The founder of LFCS Legal Support agrees with this point of view. He specified that the risk of falling under the jurisdiction of the SEC may threaten companies with violations of the American Securities and Exchange Acts of 1933 and 1934. The expert explained that companies that issue securities without registering with the SEC can be held liable, and the definition of securities in some cases may include tokens.
ETH tokens themselves should not be affected because they have been issued and traded for a long time, they also do not have an explicit issuer, broker or underwriter, the lawyer noted. He clarified that we are talking about an open blockchain, which tokens are perceived as cryptocurrencies by U.S. law.
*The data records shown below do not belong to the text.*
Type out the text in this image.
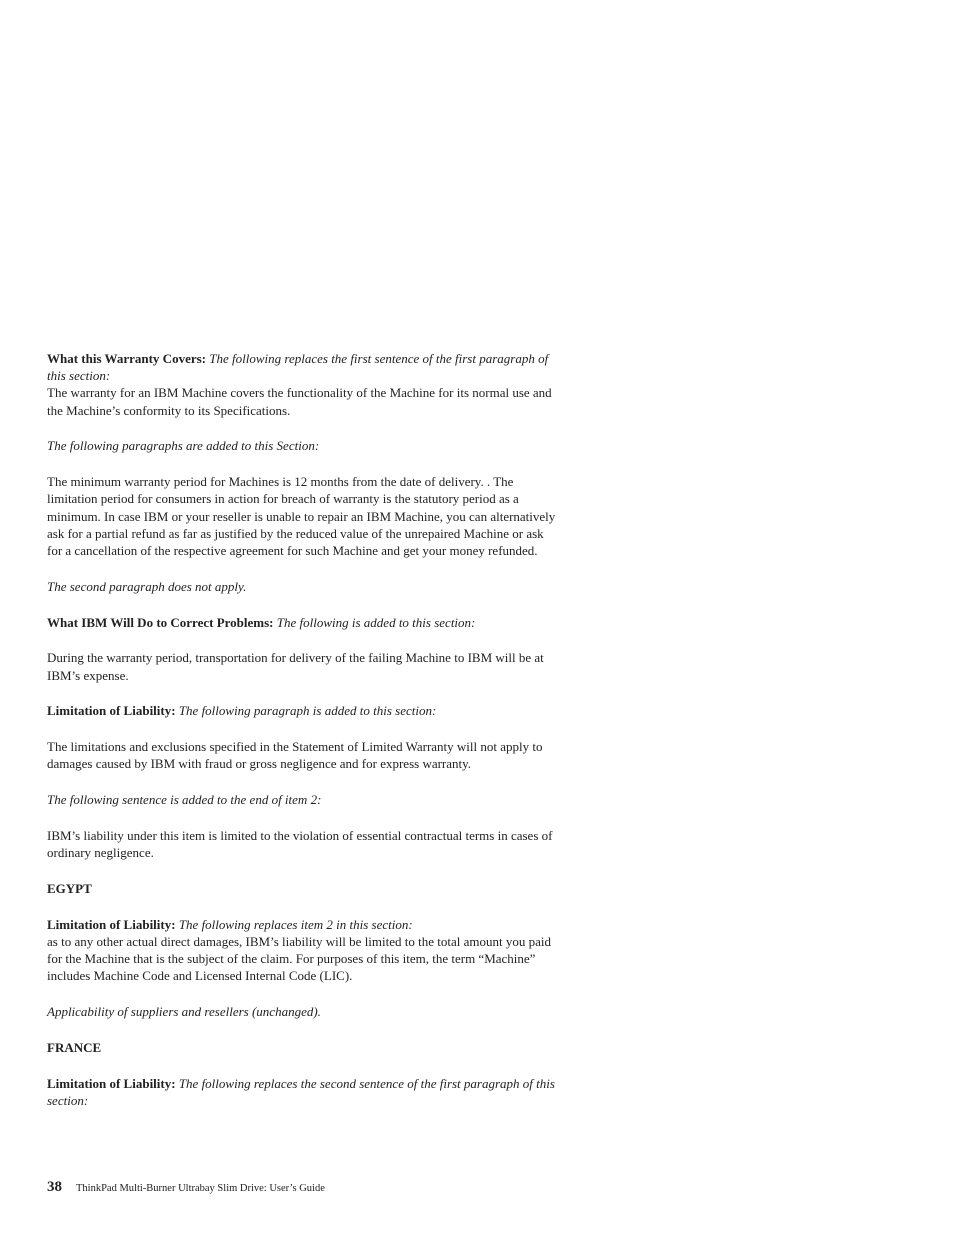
What this Warranty Covers: The following replaces the first sentence of the first paragraph of this section:
The warranty for an IBM Machine covers the functionality of the Machine for its normal use and the Machine’s conformity to its Specifications.

The following paragraphs are added to this Section:

The minimum warranty period for Machines is 12 months from the date of delivery. . The limitation period for consumers in action for breach of warranty is the statutory period as a minimum. In case IBM or your reseller is unable to repair an IBM Machine, you can alternatively ask for a partial refund as far as justified by the reduced value of the unrepaired Machine or ask for a cancellation of the respective agreement for such Machine and get your money refunded.

The second paragraph does not apply.

What IBM Will Do to Correct Problems: The following is added to this section:

During the warranty period, transportation for delivery of the failing Machine to IBM will be at IBM’s expense.

Limitation of Liability: The following paragraph is added to this section:

The limitations and exclusions specified in the Statement of Limited Warranty will not apply to damages caused by IBM with fraud or gross negligence and for express warranty.

The following sentence is added to the end of item 2:

IBM’s liability under this item is limited to the violation of essential contractual terms in cases of ordinary negligence.

EGYPT

Limitation of Liability: The following replaces item 2 in this section:
as to any other actual direct damages, IBM’s liability will be limited to the total amount you paid for the Machine that is the subject of the claim. For purposes of this item, the term “Machine” includes Machine Code and Licensed Internal Code (LIC).

Applicability of suppliers and resellers (unchanged).

FRANCE

Limitation of Liability: The following replaces the second sentence of the first paragraph of this section:

38 ThinkPad Multi-Burner Ultrabay Slim Drive: User’s Guide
However, for other projects launched on the Ethereum blockchain, this could mean that the SEC could hold their developers liable for the unregistered issue of securities, the expert suggested. This would not come as a shock to the market, he said, as the SEC has long demonstrated the breadth of its jurisdiction. And in general, every major investment project on any blockchain is not immune from the risk of securities regulation being applied to it, Brisov said confidently.
"By case law.
The mention of transaction processing by U.S.-based nodes in the lawsuit against blogger Ian Balin could be interpreted as an attempt by the SEC to geographically extend its jurisdiction over any Ethereum transactions, said Aaron Chomsky, head of investment at ICB Fund. He suggested that this could set a precedent and reinforce fears about transaction censorship that have arisen since sanctions against the Tornado Cash mixer.
According to the expert, following Ethereum's transition to Proof-of-Stake and given its high degree of centralization (Coinbase, Kraken and Binance account for 30.25% of blocked ETH in the stack, according to Nansen estimates), U.S. authorities may think seriously about putting this space under their control.
Other Proof-of-Stake cryptocurrencies could face the same treatment under case law in the future, Chomsky said. He warned that this is a cause for reflection for anyone who has decided to place tokens on a network whose infrastructure elements are heavily tied to the United States.
"The current event, pending full regulatory certainty, could potentially 'freeze' the security token (investment token) segment and create risks for organizers of any other form of crowdfunding," he said.